Michael Marmion, an architect at NORR who works on health science projects, predicts a surge in demand for spaces where patients can be treated in isolation.

“Isolated space may just be part of the program of new health care facilities moving forward,” Marmion said.

NORR has seen a number of early requests from clients coming in regarding planning and research for future retrofits, but, so far, work has been limited to research, he said.

“Everyone we’ve been in contact with, if they’re still in the hospital, they’re still dealing with the increased patient load and clinical side of this,” Marmion said.

NORR’s Toronto office has even embarked on some preliminary in-house design challenges, taking projects they’ve worked on and running tests to see how efficiently they can convert them to COVID-19-ready facilities. The research will inform future projects.

After all, it may be a while until organizations make permanent changes and conversions.

“Every institution is different,” said Christina Grimes, an associate principal at Ballinger, an architectural and engineering firm. “There are some that are very much in the pressure of the moment and are really just trying to figure out how to get to the next hour, let alone the next week.”

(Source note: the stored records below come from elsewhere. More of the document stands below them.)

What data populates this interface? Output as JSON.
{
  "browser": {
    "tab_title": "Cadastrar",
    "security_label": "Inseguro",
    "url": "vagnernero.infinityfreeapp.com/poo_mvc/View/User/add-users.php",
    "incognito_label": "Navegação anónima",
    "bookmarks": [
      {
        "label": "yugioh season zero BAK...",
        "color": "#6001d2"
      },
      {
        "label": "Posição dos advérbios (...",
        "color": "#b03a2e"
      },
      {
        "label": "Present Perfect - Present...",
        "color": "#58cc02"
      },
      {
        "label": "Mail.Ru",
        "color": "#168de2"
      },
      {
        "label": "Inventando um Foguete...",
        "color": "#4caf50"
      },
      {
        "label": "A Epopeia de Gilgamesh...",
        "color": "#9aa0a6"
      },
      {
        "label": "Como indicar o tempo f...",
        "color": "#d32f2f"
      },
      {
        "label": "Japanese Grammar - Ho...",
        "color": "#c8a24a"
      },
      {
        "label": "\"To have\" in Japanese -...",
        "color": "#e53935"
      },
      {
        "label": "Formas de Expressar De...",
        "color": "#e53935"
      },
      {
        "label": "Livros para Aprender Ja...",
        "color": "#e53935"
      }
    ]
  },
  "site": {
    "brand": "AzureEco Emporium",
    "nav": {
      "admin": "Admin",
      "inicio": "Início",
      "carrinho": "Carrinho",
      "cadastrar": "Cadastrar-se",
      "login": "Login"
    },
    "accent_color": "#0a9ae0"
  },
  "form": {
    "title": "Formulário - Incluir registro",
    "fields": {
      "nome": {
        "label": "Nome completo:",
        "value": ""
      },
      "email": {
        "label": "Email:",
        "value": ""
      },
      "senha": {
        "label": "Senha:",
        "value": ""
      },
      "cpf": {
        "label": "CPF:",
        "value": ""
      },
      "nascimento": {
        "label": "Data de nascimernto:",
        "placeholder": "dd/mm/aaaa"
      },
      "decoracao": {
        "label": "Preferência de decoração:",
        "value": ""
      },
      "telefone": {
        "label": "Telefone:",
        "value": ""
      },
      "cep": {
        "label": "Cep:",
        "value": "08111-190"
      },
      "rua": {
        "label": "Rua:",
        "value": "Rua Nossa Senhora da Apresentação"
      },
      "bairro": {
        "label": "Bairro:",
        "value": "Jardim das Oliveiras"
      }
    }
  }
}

Grimes anticipates that most of the meaningful design-related discussions will happen on the other side of the pandemic. She feels that a careful evaluation across institutions might help identify those small, innocuous-but-critical design factors that made a difference. It might be as simple as adding extra electrical outlets in hallways, for example.

“Some of the human ingenuity that’s coming out of this is pretty striking,” Grimes said.